We are an ‘Ausome’ family residing in the Pacific Northwest. I (Dad) started this Blog just after Jonah was diagnosed with Autism (non-verbal) in 2016. As we got more involved in the ‘special needs’ community, we were made aware that Jonny possibly has traits consistent with something called Kabuki Syndrome. We are still waiting for genetic testing results (as of 2021).
Why “A Touch of Ausome?”
Originally, it was just “Awesome + autistic.”
But we have adapted “AUSOME” to refer to ANYTHING related to our parenting journey. Our specific ‘brand’ of parenthood..

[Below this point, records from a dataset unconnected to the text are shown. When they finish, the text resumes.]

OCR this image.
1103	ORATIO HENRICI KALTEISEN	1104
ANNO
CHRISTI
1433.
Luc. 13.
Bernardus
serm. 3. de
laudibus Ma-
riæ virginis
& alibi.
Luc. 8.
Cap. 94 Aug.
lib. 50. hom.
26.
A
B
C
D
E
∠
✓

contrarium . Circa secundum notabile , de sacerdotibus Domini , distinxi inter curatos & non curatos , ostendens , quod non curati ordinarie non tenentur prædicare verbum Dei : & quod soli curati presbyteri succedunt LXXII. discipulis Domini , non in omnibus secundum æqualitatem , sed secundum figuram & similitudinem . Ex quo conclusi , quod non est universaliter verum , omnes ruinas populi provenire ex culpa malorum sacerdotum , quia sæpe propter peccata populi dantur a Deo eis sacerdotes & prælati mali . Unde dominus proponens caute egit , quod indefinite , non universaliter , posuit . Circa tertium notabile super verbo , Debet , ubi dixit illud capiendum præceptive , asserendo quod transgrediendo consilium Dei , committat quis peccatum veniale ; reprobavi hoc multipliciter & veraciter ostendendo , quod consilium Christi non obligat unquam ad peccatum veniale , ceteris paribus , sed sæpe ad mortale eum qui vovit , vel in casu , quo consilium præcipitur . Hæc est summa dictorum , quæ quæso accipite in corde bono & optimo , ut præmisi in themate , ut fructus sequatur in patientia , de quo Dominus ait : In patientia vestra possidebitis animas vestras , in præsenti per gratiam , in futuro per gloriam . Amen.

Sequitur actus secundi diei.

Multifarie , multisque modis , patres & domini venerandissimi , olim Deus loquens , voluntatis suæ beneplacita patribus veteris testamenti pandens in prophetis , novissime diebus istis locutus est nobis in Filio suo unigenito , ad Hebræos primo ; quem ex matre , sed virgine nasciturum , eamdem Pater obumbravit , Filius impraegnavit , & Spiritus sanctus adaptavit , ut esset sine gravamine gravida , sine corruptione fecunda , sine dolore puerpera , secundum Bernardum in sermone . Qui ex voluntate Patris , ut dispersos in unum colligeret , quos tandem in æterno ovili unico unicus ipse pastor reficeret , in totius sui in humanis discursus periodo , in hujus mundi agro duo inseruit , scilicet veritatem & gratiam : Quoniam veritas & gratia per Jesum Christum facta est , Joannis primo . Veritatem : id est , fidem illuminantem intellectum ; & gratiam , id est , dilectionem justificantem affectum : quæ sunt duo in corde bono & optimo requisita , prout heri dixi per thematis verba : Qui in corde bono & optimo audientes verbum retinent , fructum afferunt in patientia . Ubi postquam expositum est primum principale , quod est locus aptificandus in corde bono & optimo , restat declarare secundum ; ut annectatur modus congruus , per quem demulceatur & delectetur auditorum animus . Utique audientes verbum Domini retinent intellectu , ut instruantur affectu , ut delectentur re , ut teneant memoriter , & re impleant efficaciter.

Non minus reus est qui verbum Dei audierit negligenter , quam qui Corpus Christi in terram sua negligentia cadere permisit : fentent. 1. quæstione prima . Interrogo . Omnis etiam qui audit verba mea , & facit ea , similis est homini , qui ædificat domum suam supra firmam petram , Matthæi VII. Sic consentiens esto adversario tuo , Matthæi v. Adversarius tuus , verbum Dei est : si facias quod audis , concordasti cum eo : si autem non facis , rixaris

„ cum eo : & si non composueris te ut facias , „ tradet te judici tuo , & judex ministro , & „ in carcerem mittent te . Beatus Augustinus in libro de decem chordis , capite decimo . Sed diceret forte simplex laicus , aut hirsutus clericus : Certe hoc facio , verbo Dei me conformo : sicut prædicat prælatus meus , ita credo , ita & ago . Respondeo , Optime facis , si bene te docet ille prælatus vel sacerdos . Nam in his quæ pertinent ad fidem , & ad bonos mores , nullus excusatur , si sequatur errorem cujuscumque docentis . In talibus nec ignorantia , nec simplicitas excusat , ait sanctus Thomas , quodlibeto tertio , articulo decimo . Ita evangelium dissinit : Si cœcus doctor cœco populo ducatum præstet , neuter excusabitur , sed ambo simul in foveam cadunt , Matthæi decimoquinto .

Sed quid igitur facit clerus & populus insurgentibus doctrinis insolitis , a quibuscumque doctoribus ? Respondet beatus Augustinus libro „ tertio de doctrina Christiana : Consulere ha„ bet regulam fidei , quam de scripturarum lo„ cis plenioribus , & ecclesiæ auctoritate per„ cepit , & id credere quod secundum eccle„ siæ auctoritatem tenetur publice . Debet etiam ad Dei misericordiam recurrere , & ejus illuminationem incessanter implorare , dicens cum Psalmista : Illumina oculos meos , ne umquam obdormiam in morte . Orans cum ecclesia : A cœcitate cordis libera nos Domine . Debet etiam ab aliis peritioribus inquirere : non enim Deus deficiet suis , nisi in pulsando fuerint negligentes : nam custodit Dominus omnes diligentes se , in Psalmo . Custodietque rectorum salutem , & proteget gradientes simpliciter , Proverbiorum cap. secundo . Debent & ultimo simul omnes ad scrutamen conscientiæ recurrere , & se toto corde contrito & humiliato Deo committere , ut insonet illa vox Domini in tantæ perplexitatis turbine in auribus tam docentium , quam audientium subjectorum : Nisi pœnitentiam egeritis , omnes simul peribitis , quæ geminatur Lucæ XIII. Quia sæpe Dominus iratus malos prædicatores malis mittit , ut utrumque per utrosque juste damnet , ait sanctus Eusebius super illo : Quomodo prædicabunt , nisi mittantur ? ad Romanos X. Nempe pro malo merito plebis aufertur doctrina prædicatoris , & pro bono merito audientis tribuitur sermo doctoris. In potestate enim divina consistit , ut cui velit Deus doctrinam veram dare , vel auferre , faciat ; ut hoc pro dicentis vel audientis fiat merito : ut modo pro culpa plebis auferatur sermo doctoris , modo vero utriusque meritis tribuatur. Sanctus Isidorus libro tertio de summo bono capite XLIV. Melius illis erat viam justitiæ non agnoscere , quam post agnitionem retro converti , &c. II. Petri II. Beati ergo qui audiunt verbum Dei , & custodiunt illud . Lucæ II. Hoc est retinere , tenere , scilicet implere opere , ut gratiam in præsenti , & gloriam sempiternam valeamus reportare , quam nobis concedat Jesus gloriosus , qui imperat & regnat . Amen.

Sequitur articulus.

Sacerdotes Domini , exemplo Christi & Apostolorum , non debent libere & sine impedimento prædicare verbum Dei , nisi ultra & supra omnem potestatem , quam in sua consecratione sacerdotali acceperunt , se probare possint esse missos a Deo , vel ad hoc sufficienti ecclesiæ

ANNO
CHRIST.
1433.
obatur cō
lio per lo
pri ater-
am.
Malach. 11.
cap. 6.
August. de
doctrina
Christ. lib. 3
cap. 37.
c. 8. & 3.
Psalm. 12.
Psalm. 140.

Before my son was diagnosed, I saw “autism” through the stereotypical lens of the media. Autism was something to fear. Something I could “accept” in others, but not something I would ever wish on my children.
Through my own personal parenting journey of self-discovery, I have found that my son’s neurology is a huge part of what makes him who he is. And even with all the difficulties, I love that part of him.
I use “Ausome,” because not everyone would see it the same way as I do now. They haven’t gone on that parenting journey. And even those who have may see it differently.
They may not see ‘autism’ as ‘awesome.’ And that’s their journey. They have their own story.
But for me personally?
I don’t just “accept” my ‘autistic’ child. I celebrate my AUSOME son, and I genuinely believe the world needs more people just like him.